Zweitens: Das anerkannt hohe Niveau der deutschen Berufsausbildung darf nicht gefährdet werden.

(Beifall der Abg. Dr. Ulrich Noll und Dieter Klein- mann FDP/DVP)

Drittens: Es dürfen keine neuen kostenintensiven Verwaltungsstrukturen geschaffen werden.

Die Landesregierung wird den Prozess der Umsetzung der Empfehlungen weiterhin begleiten und befördern. Aktuell befasst sich beispielsweise die Wirtschaftsministerkonferenz mit diesem Thema. Ich bin guter Dinge, dass uns die bessere Anerkennung ausländischer Qualifikationen gelingen wird.

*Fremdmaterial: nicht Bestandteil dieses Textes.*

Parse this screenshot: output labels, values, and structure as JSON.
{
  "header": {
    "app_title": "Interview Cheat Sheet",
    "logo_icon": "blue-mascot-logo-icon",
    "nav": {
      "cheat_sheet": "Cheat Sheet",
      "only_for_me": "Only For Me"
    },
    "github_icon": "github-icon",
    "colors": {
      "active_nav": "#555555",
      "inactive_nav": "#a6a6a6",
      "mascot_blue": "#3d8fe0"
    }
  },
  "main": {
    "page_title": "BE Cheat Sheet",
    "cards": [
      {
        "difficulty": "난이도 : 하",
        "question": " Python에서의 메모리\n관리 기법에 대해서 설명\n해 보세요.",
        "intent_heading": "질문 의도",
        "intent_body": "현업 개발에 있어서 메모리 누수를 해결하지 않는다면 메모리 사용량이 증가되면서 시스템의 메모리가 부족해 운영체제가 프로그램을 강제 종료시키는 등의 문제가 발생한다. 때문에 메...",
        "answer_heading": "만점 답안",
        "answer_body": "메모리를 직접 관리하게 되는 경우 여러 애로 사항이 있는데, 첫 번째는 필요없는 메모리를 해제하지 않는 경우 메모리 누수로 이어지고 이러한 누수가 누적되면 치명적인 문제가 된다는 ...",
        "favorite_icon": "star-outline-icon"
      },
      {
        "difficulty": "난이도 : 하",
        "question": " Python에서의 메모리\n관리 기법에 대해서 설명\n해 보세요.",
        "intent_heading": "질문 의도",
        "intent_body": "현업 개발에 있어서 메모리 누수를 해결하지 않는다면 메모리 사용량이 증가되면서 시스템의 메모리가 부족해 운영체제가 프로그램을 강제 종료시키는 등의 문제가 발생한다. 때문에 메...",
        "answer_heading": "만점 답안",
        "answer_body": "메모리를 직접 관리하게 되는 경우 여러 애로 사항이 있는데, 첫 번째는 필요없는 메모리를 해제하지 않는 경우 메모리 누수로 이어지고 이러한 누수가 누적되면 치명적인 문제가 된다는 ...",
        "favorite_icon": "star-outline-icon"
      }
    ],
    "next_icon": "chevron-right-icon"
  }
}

(Beifall bei der CDU und der FDP/DVP)

Für die Fraktion GRÜNE erteile ich Frau Abg. Sitzmann das Wort.

Herr Präsident, liebe Kolleginnen und Kollegen! Es ist sehr erfreulich, dass wir alle uns darin einig sind, dass hinsichtlich der Anerkennung ausländischer Qualifikationen ein Problem besteht und man dieses Problem beheben soll.

(Abg. Karl Zimmermann CDU: Sie haben den Mou- ratidis auch für qualifiziert gehalten, und jetzt haben Sie ihn abgesägt! – Heiterkeit bei Abgeordneten der CDU)

Wir sind uns einig, dass es in diesem Zusammenhang Aufgaben gibt, die auf Bundesebene erledigt werden müssen. Ich verweise auf den Rechtsanspruch auf ein Anerkennungsverfahren oder die Ausweitung der europäischen Anerkennungsstandards auf Drittstaatsangehörige. Das ist richtig.

Herr Drautz, es ist auch richtig, die Wirtschaft mit ins Boot zu holen. Aber das reicht nicht aus. Denn wir haben ein gravierendes Informationsdefizit. Da fängt das Problem schon an.

Die Landesregierung hat vier Monate gebraucht, um zu unserem Antrag Stellung zu nehmen. Frau Netzhammer, Sie haben es gesagt: Es fehlt viel Datenmaterial. Uns liegen keine genauen Zahlen vor. Wir finden in der Anlage eine Liste, welche Stellen für welche Anerkennung von welchen Abschlüssen zuständig sind. Das ist eine sechsseitige Tabelle.

(Abg. Veronika Netzhammer CDU: Das soll ja ver- einfacht werden!)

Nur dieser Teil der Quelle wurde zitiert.